BY ASHZEL HACHERO
AN international terror and security expert
yesterday cast doubt on the PNP’s finding that a mixture of
methane gas and diesel vapor caused the explosion at the
Glorietta 2 mall in Makati last October.
"It’s unconvincing in the way it is
presented. I’m not saying that the PNP is fundamentally wrong,
it’s just that they they’re not making their case in an
effective way," Kit Collier told a forum organized by the
Foreign Correspondents Association of the Philippines in
Makati.
The Australia-based Collier is a visiting
fellow at the Research School of Pacific and Asian Studies of
the Australian National University and a security consultant
of the International Crisis Group, an independent, non-profit,
non-governmental organization.
He is author of several reports for the ICG
on the Philippines focusing on the relationship between
domestic insurgency and transnational terrorism and is a
frequent media commentator on security issues.
His doctoral dissertation at the University
of Hawaii focused on the communist insurgency in Mindanao
where he was based in 1986 and 1987 and from 1990 to 1992.
Collier cited the PNP’s presentation of
photographs of two victims, one of a bomb explosion and the
other one of a gas explosion.
"I’ve seen many victims of explosions.
Injuries of blast victims are different.

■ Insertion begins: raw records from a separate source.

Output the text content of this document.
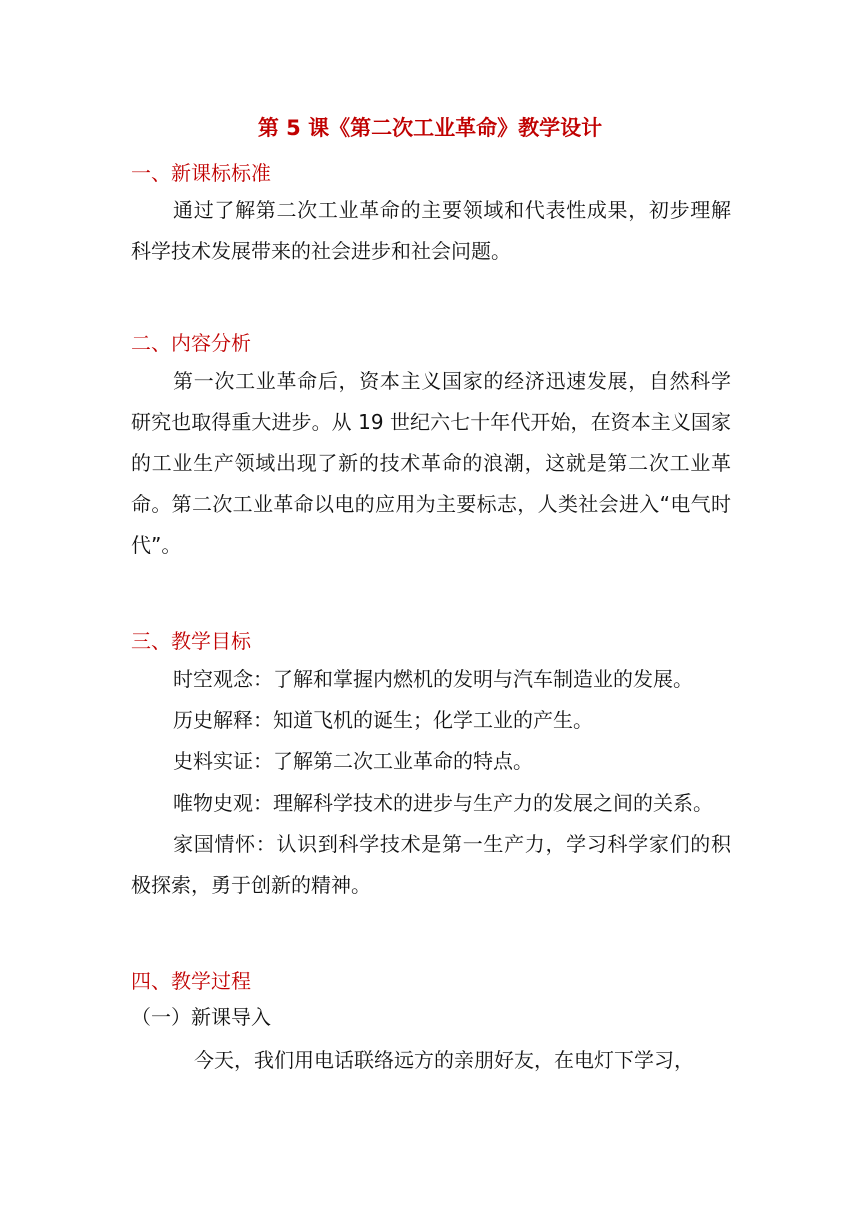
第 5 课《第二次工业革命》教学设计
一、新课标标准
通过了解第二次工业革命的主要领域和代表性成果，初步理解科学技术发展带来的社会进步和社会问题。
二、内容分析
第一次工业革命后，资本主义国家的经济迅速发展，自然科学研究也取得重大进步。从 19 世纪六七十年代开始，在资本主义国家的工业生产领域出现了新的技术革命的浪潮，这就是第二次工业革命。第二次工业革命以电的应用为主要标志，人类社会进入“电气时代”。
三、教学目标
时空观念：了解和掌握内燃机的发明与汽车制造业的发展。
历史解释：知道飞机的诞生；化学工业的产生。
史料实证：了解第二次工业革命的特点。
唯物史观：理解科学技术的进步与生产力的发展之间的关系。
家国情怀：认识到科学技术是第一生产力，学习科学家们的积极探索，勇于创新的精神。
四、教学过程
（一）新课导入
今天，我们用电话联络远方的亲朋好友，在电灯下学习，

You just cannot say
in pictures what kind of explosions have hit them," Collier
explained, adding that not all bombs have similar components.
Collier said he was not pronouncing that
the October 19 blast that killed 11 persons was a terrorist
attack "although the public thinks it is so."
He said people tend to think government was
covering up a terrorist attack because the PNP has not been
consistent in its announcements.
In the first days of the post-blast
investigation, PNP officials declared the explosion could have
been caused by an LPG tank, only to tell the media later that
it could have been a bomb and finally, the industrial accident
theory.
"The PNP tends to come up with definitive
statements which it will soon retract," Collier said.
"What’s very damaging in this case is the
pattern of confused messages of the government. It has a
destabilizing effect. As long as the government sends out
these confused signals, the environment is rife for
perceptions of conspiracy theory," Collier added.
A police team of bomb experts who initially
examined the mall’s blast site reported the discovery of
residues of RDX, a bomb component. However, the police said
the recovery cannot be used to conclude that a bomb caused the
explosion at the mall.
Collier said results of the investigations
of both the PNP and Ayala Land Inc. should be made public to
enable independent forensic and counter-terrorism specialists
to scrutinize what evidence they have to support their
conclusions.
Ayala Land, which owns the Glorietta malls,
is disputing the gas explosion finding based on what it said
were investigations conducted by experts it has hired.
"What’s alarming in this case is that more
people believe that this is a terrorist attack. This is so
because those reports, in its fullest forms, have not been
made available yet so experts in this case can independently
look at it," Collier said.
He noted similarities between the Glorietta
and the SuperFerry 14 bombing in February 2004. In both
incidents, he said police gave definitive announcements which
they later contradicted.
Authorities had stuck to the accident
theory for months until they said the ferry attack, which
killed 116 people, was perpetrated by the Abu Sayyaf.
Collier has taught Security Studies, Asian
Studies and Political Science at the Australian National
University and the University of Hawaii.
He was previously a fellow at the East West
Center, Honolulu and head of research (Philippines, Malaysia
and Singapore) at Amnesty International London.
He said he has advised a range of government agencies on
counter-terrorism, border security and development issues in
the Philippines, Indonesia and Malaysia.